What is the most cost effective solution if I need to achieve global deployment? And how to make request from China consistent and stable (I tried cloudfront+s3(us-west), it's fast but the performance is not consistent)?
PS. In early stage, I don't expect too many user requests, but users spread globally and I want them to have similar experience. The majority of my content are panorama images which I'd expect to load ~30MB (10 high res images) data sequentially in each visit.
Cross region replication will copy everything in a bucket in one region to a different bucket in another region. This is really only for extra backup/redundancy in case an entire AWS region goes down. It has nothing to do with performance. Note that it replicates to a different bucket, so you would need to use different URLs to access the files in each bucket.
CloudFront is a Content Delivery Network. S3 is simply a file storage service. Serving a file directly from S3 can have performance issues, which is why it is a good idea to put a CDN in front of S3. It sounds like you definitely need a CDN, and it sounds like you have tested CloudFront and are unimpressed. It also sounds like you need a CDN with a larger presence in China.

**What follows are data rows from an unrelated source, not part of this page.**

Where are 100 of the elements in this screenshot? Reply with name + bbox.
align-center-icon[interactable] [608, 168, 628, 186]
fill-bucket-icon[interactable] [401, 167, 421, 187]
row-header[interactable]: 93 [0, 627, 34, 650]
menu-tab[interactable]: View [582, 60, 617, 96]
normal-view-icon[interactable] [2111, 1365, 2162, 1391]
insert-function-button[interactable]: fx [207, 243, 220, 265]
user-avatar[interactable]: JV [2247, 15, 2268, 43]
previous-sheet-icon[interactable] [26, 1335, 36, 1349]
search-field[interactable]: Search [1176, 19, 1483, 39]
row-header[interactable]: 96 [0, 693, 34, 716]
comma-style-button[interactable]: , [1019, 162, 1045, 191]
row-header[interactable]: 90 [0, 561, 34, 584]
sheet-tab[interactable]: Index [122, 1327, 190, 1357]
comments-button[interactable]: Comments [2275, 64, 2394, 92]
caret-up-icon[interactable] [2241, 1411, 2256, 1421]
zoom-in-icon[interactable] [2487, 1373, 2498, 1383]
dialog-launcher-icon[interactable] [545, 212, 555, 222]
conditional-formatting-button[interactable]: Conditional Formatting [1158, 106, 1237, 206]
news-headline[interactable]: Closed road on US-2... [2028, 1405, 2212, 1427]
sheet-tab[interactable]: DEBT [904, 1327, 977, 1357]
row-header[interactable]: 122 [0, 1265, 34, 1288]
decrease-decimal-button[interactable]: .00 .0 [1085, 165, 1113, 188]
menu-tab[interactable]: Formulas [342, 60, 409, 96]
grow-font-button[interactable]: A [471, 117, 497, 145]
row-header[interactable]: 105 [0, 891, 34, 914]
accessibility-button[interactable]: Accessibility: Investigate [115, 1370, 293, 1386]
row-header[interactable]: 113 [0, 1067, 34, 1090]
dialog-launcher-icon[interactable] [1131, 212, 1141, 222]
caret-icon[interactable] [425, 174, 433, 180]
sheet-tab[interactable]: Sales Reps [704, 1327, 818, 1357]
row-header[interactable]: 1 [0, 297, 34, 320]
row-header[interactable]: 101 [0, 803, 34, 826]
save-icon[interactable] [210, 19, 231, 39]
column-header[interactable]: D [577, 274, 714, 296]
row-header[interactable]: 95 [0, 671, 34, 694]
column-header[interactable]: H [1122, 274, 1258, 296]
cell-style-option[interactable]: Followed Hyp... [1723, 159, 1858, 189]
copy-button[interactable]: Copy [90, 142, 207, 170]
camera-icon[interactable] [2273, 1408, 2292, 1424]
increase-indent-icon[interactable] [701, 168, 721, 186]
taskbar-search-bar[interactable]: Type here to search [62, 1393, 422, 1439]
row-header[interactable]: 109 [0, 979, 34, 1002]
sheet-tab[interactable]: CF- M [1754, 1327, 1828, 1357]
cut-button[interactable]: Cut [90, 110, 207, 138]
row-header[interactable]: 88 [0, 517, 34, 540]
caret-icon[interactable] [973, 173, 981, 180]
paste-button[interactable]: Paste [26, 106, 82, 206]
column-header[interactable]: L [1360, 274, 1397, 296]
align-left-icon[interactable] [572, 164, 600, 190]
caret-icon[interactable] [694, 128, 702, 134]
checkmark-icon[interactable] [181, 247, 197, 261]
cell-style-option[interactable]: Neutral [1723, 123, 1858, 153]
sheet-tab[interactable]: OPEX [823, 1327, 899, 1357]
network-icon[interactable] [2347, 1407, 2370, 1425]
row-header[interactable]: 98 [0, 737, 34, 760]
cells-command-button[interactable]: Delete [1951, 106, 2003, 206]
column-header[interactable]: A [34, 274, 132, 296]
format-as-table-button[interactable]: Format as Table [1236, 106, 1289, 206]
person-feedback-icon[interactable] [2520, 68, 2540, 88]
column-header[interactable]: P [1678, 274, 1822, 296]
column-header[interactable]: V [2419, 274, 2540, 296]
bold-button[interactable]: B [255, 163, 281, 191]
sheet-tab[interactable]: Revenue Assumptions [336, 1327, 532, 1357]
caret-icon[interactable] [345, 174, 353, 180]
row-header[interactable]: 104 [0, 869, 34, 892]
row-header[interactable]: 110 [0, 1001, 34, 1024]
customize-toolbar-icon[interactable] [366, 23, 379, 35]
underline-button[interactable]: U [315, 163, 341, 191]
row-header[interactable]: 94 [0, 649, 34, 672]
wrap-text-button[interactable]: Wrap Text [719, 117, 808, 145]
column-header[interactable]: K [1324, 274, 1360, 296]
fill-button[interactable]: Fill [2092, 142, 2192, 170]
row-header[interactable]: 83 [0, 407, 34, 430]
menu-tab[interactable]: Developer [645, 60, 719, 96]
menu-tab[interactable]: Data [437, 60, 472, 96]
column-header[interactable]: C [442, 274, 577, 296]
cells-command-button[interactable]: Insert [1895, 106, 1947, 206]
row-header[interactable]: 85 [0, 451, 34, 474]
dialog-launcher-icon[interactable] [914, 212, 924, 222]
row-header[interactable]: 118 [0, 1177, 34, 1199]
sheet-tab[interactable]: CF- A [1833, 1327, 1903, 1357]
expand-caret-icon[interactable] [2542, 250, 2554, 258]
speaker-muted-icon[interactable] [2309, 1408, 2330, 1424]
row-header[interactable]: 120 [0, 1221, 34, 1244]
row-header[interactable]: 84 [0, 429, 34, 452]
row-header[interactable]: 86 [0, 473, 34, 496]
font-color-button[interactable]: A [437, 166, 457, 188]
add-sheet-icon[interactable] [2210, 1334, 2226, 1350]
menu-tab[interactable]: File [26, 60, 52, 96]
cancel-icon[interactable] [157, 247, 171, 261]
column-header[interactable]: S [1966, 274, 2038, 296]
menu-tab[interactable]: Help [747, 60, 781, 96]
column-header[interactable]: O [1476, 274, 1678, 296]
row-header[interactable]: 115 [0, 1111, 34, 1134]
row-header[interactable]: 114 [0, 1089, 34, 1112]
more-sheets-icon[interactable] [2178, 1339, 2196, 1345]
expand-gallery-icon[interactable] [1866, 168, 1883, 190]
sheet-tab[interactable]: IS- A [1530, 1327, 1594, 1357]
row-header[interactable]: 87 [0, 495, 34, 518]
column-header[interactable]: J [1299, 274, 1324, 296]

There is no reason you have to chose CloudFront as your CDN just because you are using other AWS services. You should look at other CDN services and see what their edge networks looks like. Given your requirements I would highly recommend you take a look at CloudFlare. They have quite a few edge network locations in China.
Another option might be to use a CDN that you can actually push your files to. I've used this feature in the past with MaxCDN. You would push your files to the CDN via FTP, and the files would automatically be pushed to all edge network locations and cached until you push an update. For your use case of large image downloads, this might provide a more performant caching mechanism. MaxCDN doesn't appear to have a large China presence though, and the bandwidth charges would be more expensive than CloudFlare.
If you want to serve your files in S3 buckets to all around the world, then I believe you may consider using S3 Transfer acceleration. It can be used in cases where you either upload to or download from your S3 bucket . Or you may also try AWS Global Accelerator
CloudFront's job is to cache content at hundreds of caches ("edge locations") around the world, making them more quickly accessible to users around the world. By caching content at locations close to users, users can get responses to their requests more quickly than they otherwise would.
S3 Cross-Region Replication (CRR) simply copies an S3 bucket from one region to another. This is useful for backing up data, and it also can be used to speed up content delivery for a particular region. Unlike CloudFront, CRR supports real-time updating of bucket data, which may be important in situations where data needs to be current (e.g. a website with frequently-changing content). However, it's also more of a hassle to manage than CloudFront is, and more expensive on a multi-region scale.
If you want to achieve global deployment in a cost-effective way, then CloudFront would probably be the better of the two, except in the special situation outlined in the previous paragraph.